Depends on how it handles opacity. Keep the previous data and draw the differences. If you can't do that its probably better to do it every frame. When make changes it will put it on an the draw difference part of the draw function.

karai17 commented 9 years ago

It might be worth noting that when I say render, I mean go through each object and apply styles from various places. This involves many table look ups (a minimum of 3 per individual element).

adrix89 commented 9 years ago

When you do that regenerate a new spritebatch since the structure fundamentally changed. Draw differences are only useful for small changes like hovers and clicks. Also animated or fast changing parts should not be part of the spritebatch. Have multiple layers of sprite batches and sandwich the animated parts.

karai17 commented 9 years ago

Yeah, I was also starting to think about how to manage draw calls.

adrix89 commented 9 years ago

Separate constantly updated data and animations, treat them as separate from static elements. That way you can update them as much as you want without messing with the structure of static elements.

Best of both worlds.

karai17 commented 9 years ago

But what if some "static" elements are affected by the animations of other elements? For example, clicking on an element might execute an animation that grows the size of said element, pushing other elements down. This would require those elements and all of their recursive children to have updated absolute positions (for drawing purposes).

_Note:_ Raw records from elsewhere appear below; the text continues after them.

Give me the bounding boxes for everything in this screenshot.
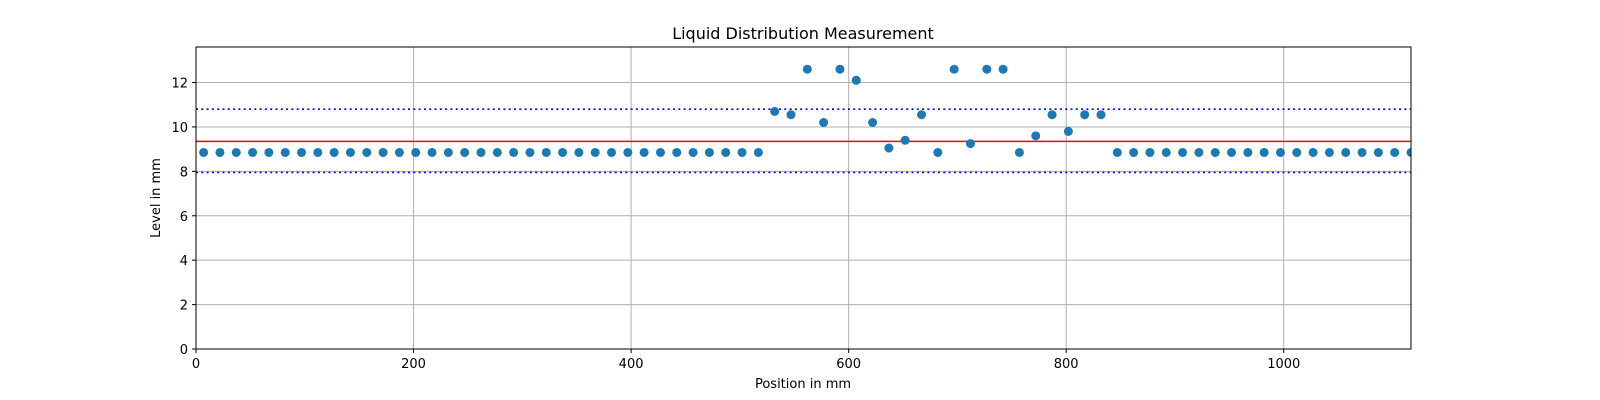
data-point [1324, 147, 1334, 157]
data-point [1373, 147, 1383, 157]
data-point [982, 64, 992, 74]
data-point [770, 106, 780, 116]
data-point [590, 147, 600, 157]
data-point [1096, 110, 1106, 120]
data-point [1014, 147, 1024, 157]
data-point [851, 75, 861, 85]
data-point [802, 64, 812, 74]
data-point [411, 147, 421, 157]
data-point [1178, 147, 1188, 157]
data-point [1243, 147, 1253, 157]
data-point [1031, 131, 1041, 141]
y-tick-label: 6 [180, 210, 188, 225]
x-tick-label: 0 [192, 357, 200, 372]
data-point [345, 147, 355, 157]
data-point [525, 147, 535, 157]
data-point [280, 147, 290, 157]
data-point [786, 110, 796, 120]
x-tick-label: 800 [1054, 357, 1079, 372]
data-point [998, 64, 1008, 74]
data-point [704, 147, 714, 157]
y-tick-label: 10 [171, 121, 188, 136]
data-point [427, 147, 437, 157]
data-point [965, 139, 975, 149]
data-point [868, 118, 878, 127]
data-point [215, 147, 225, 157]
data-point [394, 147, 404, 157]
x-tick-label: 400 [619, 357, 644, 372]
data-point [558, 147, 568, 157]
data-point [1275, 147, 1285, 157]
data-point [1259, 147, 1269, 157]
data-point [264, 147, 274, 157]
x-tick-label: 600 [836, 357, 861, 372]
data-point [884, 143, 894, 153]
data-point [1292, 147, 1302, 157]
data-point [199, 147, 209, 157]
data-point [492, 147, 502, 157]
data-point [835, 64, 845, 74]
y-tick-label: 0 [180, 343, 188, 358]
data-point [900, 135, 910, 145]
data-point [1308, 147, 1318, 157]
data-point [541, 147, 551, 157]
reference-lines-layer [196, 108, 1411, 174]
grid-layer [195, 47, 1411, 350]
data-point [1194, 147, 1204, 157]
y-tick-label: 12 [171, 77, 188, 92]
data-point [297, 147, 307, 157]
chart-title: Liquid Distribution Measurement [672, 24, 934, 43]
data-point [1210, 147, 1220, 157]
data-point [476, 147, 486, 157]
data-point [231, 147, 241, 157]
y-tick-label: 2 [180, 299, 188, 314]
data-point [1129, 147, 1139, 157]
data-point [688, 147, 698, 157]
data-point [574, 147, 584, 157]
data-point [1390, 147, 1400, 157]
y-axis-title: Level in mm [149, 158, 164, 238]
data-point [460, 147, 470, 157]
data-point [623, 147, 633, 157]
plot-frame [195, 46, 1412, 350]
data-point [1161, 147, 1171, 157]
data-point [607, 147, 617, 157]
data-point [737, 147, 747, 157]
x-tick-label: 1000 [1267, 357, 1300, 372]
x-axis-title: Position in mm [755, 377, 851, 392]
data-point [639, 147, 649, 157]
data-point [313, 147, 323, 157]
data-point [378, 147, 388, 157]
data-point [1063, 126, 1073, 136]
data-point [1341, 147, 1351, 157]
tick-layer: 0 200 400 600 800 1000 0 2 4 6 8 10 12 [171, 77, 1300, 372]
data-point [721, 147, 731, 157]
data-point [362, 147, 372, 157]
data-point [248, 147, 258, 157]
data-point [1145, 147, 1155, 157]
data-point [1112, 147, 1122, 157]
data-point [655, 147, 665, 157]
data-point [1406, 147, 1411, 157]
y-tick-label: 4 [180, 254, 188, 269]
data-point [917, 110, 927, 120]
data-point [933, 147, 943, 157]
data-point [672, 147, 682, 157]
data-point [1080, 110, 1090, 120]
data-point [949, 64, 959, 74]
data-point [1047, 110, 1057, 120]
x-tick-label: 200 [401, 357, 426, 372]
data-point [753, 147, 763, 157]
data-point [443, 147, 453, 157]
data-point [819, 118, 829, 127]
data-point [509, 147, 519, 157]
data-point [329, 147, 339, 157]
y-tick-label: 8 [180, 165, 188, 180]
data-points-layer [199, 64, 1411, 157]
data-point [1227, 147, 1237, 157]
data-point [1357, 147, 1367, 157]
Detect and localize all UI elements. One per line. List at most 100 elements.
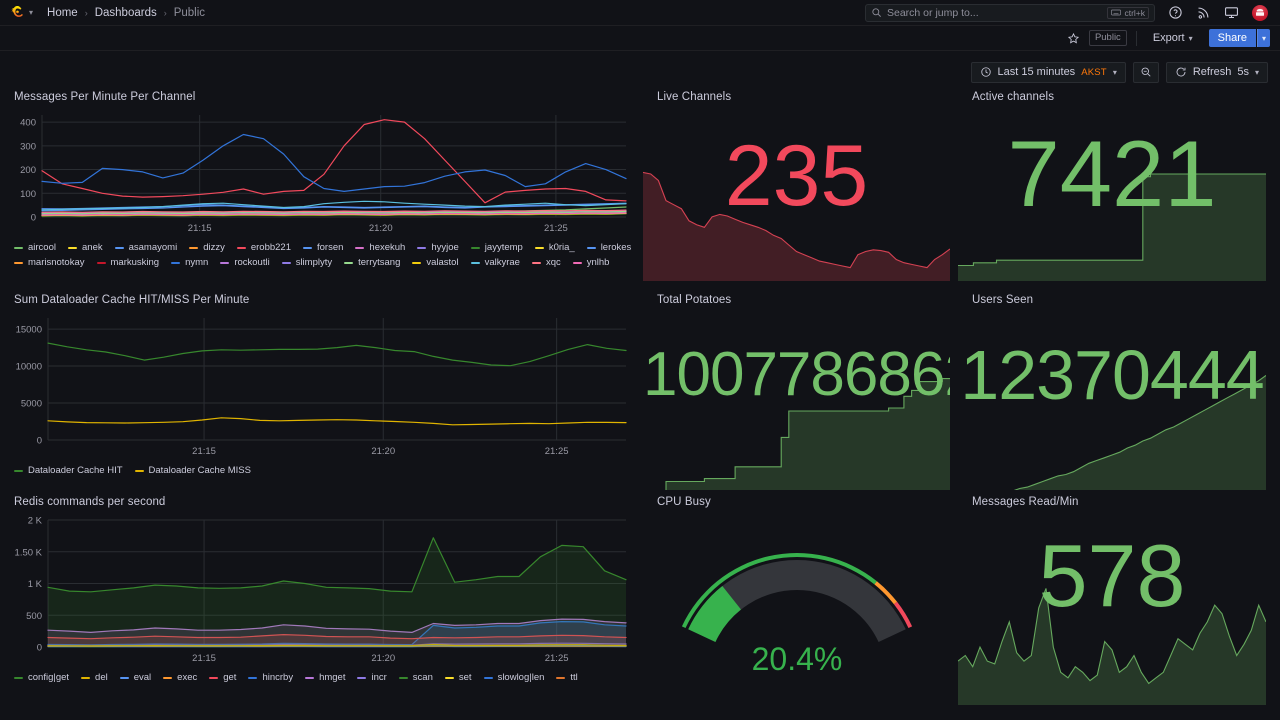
panel-redis-commands: Redis commands per second 0 500 1 K 1.50 K 2… xyxy=(0,490,640,702)
legend-item[interactable]: erobb221 xyxy=(236,242,291,253)
svg-text:400: 400 xyxy=(20,118,36,129)
chevron-down-icon: ▾ xyxy=(29,7,34,17)
sparkline-messages-read xyxy=(958,588,1266,705)
star-icon[interactable] xyxy=(1067,32,1080,45)
timeseries-chart-messages-per-minute[interactable]: 0 100 200 300 400 21:15 21:20 21:25 xyxy=(0,107,640,237)
legend-item[interactable]: anek xyxy=(68,242,103,253)
legend-label: rockoutli xyxy=(234,257,270,268)
legend-color-swatch xyxy=(303,246,312,249)
top-navigation-bar: ▾ Home › Dashboards › Public Search or j… xyxy=(0,0,1280,26)
legend-item[interactable]: set xyxy=(444,672,472,683)
zoom-out-button[interactable] xyxy=(1132,61,1159,83)
legend-label: hincrby xyxy=(262,672,294,683)
legend-item[interactable]: get xyxy=(209,672,236,683)
legend-label: marisnotokay xyxy=(28,257,85,268)
share-dropdown-button[interactable]: ▾ xyxy=(1256,29,1270,47)
news-rss-icon[interactable] xyxy=(1196,5,1211,20)
legend-item[interactable]: Dataloader Cache MISS xyxy=(134,465,251,476)
time-range-label: Last 15 minutes xyxy=(997,66,1076,78)
grafana-home-button[interactable]: ▾ xyxy=(6,5,39,20)
legend-color-swatch xyxy=(119,676,129,679)
legend-label: incr xyxy=(371,672,387,683)
legend-item[interactable]: hyyjoe xyxy=(417,242,459,253)
legend-item[interactable]: lerokes xyxy=(586,242,631,253)
refresh-control[interactable]: Refresh 5s ▾ xyxy=(1165,61,1268,83)
legend-item[interactable]: jayytemp xyxy=(470,242,523,253)
svg-text:1 K: 1 K xyxy=(28,579,43,590)
legend-item[interactable]: forsen xyxy=(303,242,343,253)
breadcrumb-item-dashboards[interactable]: Dashboards xyxy=(94,6,157,19)
gauge-cpu-busy[interactable]: 20.4% xyxy=(643,512,950,702)
legend-label: scan xyxy=(412,672,433,683)
legend-item[interactable]: eval xyxy=(119,672,151,683)
svg-text:21:20: 21:20 xyxy=(369,223,393,234)
svg-text:100: 100 xyxy=(20,189,36,200)
legend-color-swatch xyxy=(14,261,23,264)
legend-label: Dataloader Cache HIT xyxy=(28,465,123,476)
legend-color-swatch xyxy=(344,261,354,264)
export-button[interactable]: Export ▾ xyxy=(1146,29,1200,47)
legend-item[interactable]: k0ria_ xyxy=(534,242,575,253)
breadcrumb-item-public: Public xyxy=(173,6,206,19)
monitor-icon[interactable] xyxy=(1224,5,1239,20)
panel-title: Live Channels xyxy=(657,91,732,103)
legend-item[interactable]: valkyrae xyxy=(470,257,520,268)
legend-item[interactable]: slimplyty xyxy=(281,257,332,268)
legend-label: xqc xyxy=(545,257,561,268)
legend-item[interactable]: scan xyxy=(398,672,433,683)
user-avatar[interactable] xyxy=(1252,4,1268,21)
chevron-down-icon: ▾ xyxy=(1188,33,1193,43)
legend-item[interactable]: rockoutli xyxy=(220,257,270,268)
svg-text:1.50 K: 1.50 K xyxy=(15,547,43,558)
legend-label: valkyrae xyxy=(484,257,520,268)
time-range-picker[interactable]: Last 15 minutes AKST ▾ xyxy=(970,61,1126,83)
legend-item[interactable]: incr xyxy=(357,672,387,683)
legend-label: Dataloader Cache MISS xyxy=(148,465,251,476)
legend-item[interactable]: ttl xyxy=(556,672,578,683)
legend-color-swatch xyxy=(81,676,91,679)
legend-color-swatch xyxy=(171,261,181,264)
legend-item[interactable]: del xyxy=(81,672,108,683)
legend-item[interactable]: exec xyxy=(163,672,197,683)
legend-item[interactable]: dizzy xyxy=(189,242,225,253)
legend-label: anek xyxy=(82,242,103,253)
avatar-glyph-icon xyxy=(1256,8,1264,16)
clock-icon xyxy=(980,67,991,77)
legend-item[interactable]: config|get xyxy=(14,672,69,683)
legend-item[interactable]: nymn xyxy=(171,257,208,268)
legend-label: hexekuh xyxy=(369,242,406,253)
stat-value: 235 xyxy=(724,128,869,224)
legend-item[interactable]: markusking xyxy=(96,257,159,268)
refresh-interval-label: 5s xyxy=(1237,66,1249,78)
legend-item[interactable]: asamayomi xyxy=(114,242,177,253)
search-icon xyxy=(872,8,881,17)
legend-item[interactable]: slowlog|len xyxy=(483,672,544,683)
legend-item[interactable]: ynlhb xyxy=(572,257,609,268)
legend-item[interactable]: hincrby xyxy=(248,672,293,683)
legend-item[interactable]: hexekuh xyxy=(355,242,405,253)
legend-item[interactable]: aircool xyxy=(14,242,56,253)
search-input[interactable]: Search or jump to... ctrl+k xyxy=(865,3,1155,22)
legend-item[interactable]: xqc xyxy=(531,257,561,268)
timeseries-chart-redis-commands[interactable]: 0 500 1 K 1.50 K 2 K 21:15 21:20 21:25 xyxy=(0,512,640,667)
legend-color-swatch xyxy=(114,246,124,249)
legend-color-swatch xyxy=(96,261,106,264)
chevron-down-icon: ▾ xyxy=(1261,33,1266,43)
legend-item[interactable]: terrytsang xyxy=(344,257,400,268)
svg-text:21:15: 21:15 xyxy=(192,446,216,457)
legend-item[interactable]: hmget xyxy=(305,672,345,683)
panel-title: Messages Per Minute Per Channel xyxy=(14,91,196,103)
timeseries-chart-dataloader-cache[interactable]: 0 5000 10000 15000 21:15 21:20 21:25 xyxy=(0,310,640,460)
svg-text:10000: 10000 xyxy=(16,362,42,373)
legend-item[interactable]: valastol xyxy=(412,257,459,268)
breadcrumb-item-home[interactable]: Home xyxy=(47,6,78,19)
legend-color-swatch xyxy=(483,676,493,679)
panel-title: Users Seen xyxy=(972,294,1034,306)
legend-label: valastol xyxy=(426,257,459,268)
zoom-out-icon xyxy=(1141,67,1151,77)
help-icon[interactable] xyxy=(1168,5,1183,20)
legend-label: hyyjoe xyxy=(431,242,459,253)
share-button[interactable]: Share xyxy=(1208,29,1256,47)
legend-item[interactable]: marisnotokay xyxy=(14,257,85,268)
legend-item[interactable]: Dataloader Cache HIT xyxy=(14,465,123,476)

In that sense, I don't think it is possible to distinguish between "static" and "animated".

adrix89 commented 9 years ago

That is a fundamental change of structure rather then just static and animated. Fundamental changes should be treated differently until they are at 'rest' in which case you should be able to use the normal static and animated.

You need to have two draw functions, one that is used for static elements and can use spritebatches. And the other drawing them every frame with the normal love draw function. When complicated stuff happens it should default to the draw one.

ALL of the structure should be able to be drawn with the normal draw function. We only chose the other one when things are static.

pablomayobre commented 9 years ago

I dont think the static and animated idea is quite right... everything is animated... Just not always...

An answer would be to turn:

element.css.position = "absolute"

into:

element.css.position"absolute"

or

element.css.width(50)

That way you know something changed

pablomayobre commented 9 years ago

What if we thread this? The thread takes all the information of the changes, updates the elements and returns a function that renders everything, so the updating of elements wont slow down the main thread

karai17 commented 9 years ago

Threading would definitely help with speed. I am starting to lean more towards updating every object every frame in a separate thread, but can we guarantee that the entire UI will be updated by the time it is to be drawn?

pablomayobre commented 9 years ago

YES! The difference will be a frame or two... Nothing the eye can detect. I have already tried this and it worked amazingly

adrix89 commented 9 years ago

GUI and threading is a mess. Remember that everything that has a state is bad news for threading. Updating elements also isn't that costly if you do it smart.

karai17 commented 9 years ago

Well, in my mind the most sensible way to update every single element would be to:

1) Grab every root element (an element with no parent) 2) recursively go through the children to update positions, etc.

We need to do it that way because we need to define the absolute position for drawing purposes.